I applaud the US Supreme Court for its recent ruling in Teleflex v. KSR which addresses the quality of patents. Certainly dealing with fewer bogus patents is better than dealing with more and more. But we need to look beyond the specific quality of the patent and to the question of the purpose of the patent. The Open Source community has demonstrated its ability to innovate free and clear of any patent protection whatsoever (consider the World Wide Web as just one such example). If there is a surplus of willing innovators and innovation capital, should we maintain a system that threatens to reallocate and concentrate that surplus to a single company who can then control the rate of innovation in later years? The history of Watt's patent on the Steam Engine provides a textbook example of why we should not! As does Selden's patent on the automobile and the Wright's patent on controlled flight, to name a few.

We should look at the patent system as a way to promote innovation, to encourage development where no alternative exists. And we should strongly limit the use and enforcement of patents when there is reasonable evidence that "it's going to be invented anyway" or "it can be invented the moment the need is perceived". Such patents are far more anti-competitive than pro-competitive, and a good reason to let them become historical, not current practice.

mattflaschen
Submitted by mattflaschen on Thu, 2007-05-24 21:36.

I agree with you that the purpose of patents should be to encourage innovation, not to reward it. This clear Constitutional intention has been undermined in my opinion. There are also still unresolved questions about whether software should be patentable, as it is provably equivalent to mathematical algorithms (which are not), and already protected by copyright.

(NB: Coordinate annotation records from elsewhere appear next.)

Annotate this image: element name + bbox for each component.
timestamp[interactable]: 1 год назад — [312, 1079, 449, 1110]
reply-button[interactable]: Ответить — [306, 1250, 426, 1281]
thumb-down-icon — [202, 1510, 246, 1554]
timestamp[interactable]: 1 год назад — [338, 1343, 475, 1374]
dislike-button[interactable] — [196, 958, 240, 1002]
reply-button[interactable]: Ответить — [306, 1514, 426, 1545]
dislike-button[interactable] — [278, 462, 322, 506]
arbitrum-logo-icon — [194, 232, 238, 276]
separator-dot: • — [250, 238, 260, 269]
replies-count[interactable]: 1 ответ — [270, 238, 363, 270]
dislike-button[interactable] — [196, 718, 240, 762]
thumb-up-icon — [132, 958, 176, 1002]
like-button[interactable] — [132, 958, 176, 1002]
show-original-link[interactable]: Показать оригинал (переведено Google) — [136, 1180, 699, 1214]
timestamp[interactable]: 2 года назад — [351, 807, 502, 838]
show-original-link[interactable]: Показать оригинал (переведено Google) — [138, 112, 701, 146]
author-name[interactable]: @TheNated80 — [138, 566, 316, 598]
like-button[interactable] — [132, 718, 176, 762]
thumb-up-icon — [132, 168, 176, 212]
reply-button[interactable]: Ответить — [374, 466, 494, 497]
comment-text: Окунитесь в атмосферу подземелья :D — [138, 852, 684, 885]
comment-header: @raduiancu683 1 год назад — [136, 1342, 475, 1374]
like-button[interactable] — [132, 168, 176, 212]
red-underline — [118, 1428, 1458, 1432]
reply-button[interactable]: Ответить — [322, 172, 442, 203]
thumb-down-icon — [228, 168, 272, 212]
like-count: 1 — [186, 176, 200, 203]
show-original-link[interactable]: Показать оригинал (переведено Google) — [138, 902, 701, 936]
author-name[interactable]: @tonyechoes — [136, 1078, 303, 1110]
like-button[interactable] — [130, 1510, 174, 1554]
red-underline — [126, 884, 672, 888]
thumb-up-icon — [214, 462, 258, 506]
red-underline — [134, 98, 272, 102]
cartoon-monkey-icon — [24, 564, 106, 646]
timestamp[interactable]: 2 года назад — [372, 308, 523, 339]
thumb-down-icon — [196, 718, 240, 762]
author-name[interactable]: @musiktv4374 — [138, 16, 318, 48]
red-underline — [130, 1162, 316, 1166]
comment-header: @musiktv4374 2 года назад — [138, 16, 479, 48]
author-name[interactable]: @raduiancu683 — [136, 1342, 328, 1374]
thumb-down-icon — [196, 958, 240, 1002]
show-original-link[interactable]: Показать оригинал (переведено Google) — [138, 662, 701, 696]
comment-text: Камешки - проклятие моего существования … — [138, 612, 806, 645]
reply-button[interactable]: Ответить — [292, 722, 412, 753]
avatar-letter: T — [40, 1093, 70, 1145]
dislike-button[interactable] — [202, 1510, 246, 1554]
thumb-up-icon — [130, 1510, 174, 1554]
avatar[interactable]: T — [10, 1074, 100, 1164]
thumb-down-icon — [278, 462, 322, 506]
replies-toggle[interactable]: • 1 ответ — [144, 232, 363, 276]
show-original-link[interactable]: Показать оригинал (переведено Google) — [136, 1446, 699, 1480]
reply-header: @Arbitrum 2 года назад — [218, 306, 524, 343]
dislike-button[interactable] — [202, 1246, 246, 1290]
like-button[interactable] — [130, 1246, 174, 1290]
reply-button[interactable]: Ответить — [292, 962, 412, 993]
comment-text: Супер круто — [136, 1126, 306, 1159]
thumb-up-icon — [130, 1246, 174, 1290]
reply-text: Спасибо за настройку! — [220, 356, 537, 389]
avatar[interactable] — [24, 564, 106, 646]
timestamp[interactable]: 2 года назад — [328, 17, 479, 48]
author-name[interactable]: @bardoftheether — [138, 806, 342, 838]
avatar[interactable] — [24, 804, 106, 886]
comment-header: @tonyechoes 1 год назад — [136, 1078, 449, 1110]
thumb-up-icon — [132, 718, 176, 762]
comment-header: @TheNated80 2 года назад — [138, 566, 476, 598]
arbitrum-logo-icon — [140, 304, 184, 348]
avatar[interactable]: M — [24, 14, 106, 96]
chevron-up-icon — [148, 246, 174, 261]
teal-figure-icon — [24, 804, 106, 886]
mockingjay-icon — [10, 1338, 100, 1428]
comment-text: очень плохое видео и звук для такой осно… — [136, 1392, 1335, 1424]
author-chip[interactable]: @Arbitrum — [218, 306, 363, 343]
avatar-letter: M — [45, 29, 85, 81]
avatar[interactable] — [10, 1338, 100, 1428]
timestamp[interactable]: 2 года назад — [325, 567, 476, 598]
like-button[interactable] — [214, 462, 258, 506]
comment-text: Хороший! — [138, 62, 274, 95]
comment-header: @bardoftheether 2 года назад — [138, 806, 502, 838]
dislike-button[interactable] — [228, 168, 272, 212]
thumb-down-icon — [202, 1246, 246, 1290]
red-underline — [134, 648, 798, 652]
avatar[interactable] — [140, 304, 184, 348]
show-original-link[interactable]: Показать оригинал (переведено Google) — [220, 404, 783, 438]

In an ideal world, the Patent Office would exercise the discretion you described, and only approve patents that promote competition. But unfortunately, I doubt they have the necessary time and judgement. A more likely solution is to elminate software patents, or at least significantly lower their term length. This will only be possible if software patents are legally separated from others, so the pharmaceutical industry stops lobbying in their favor. Different fields must be treated differently.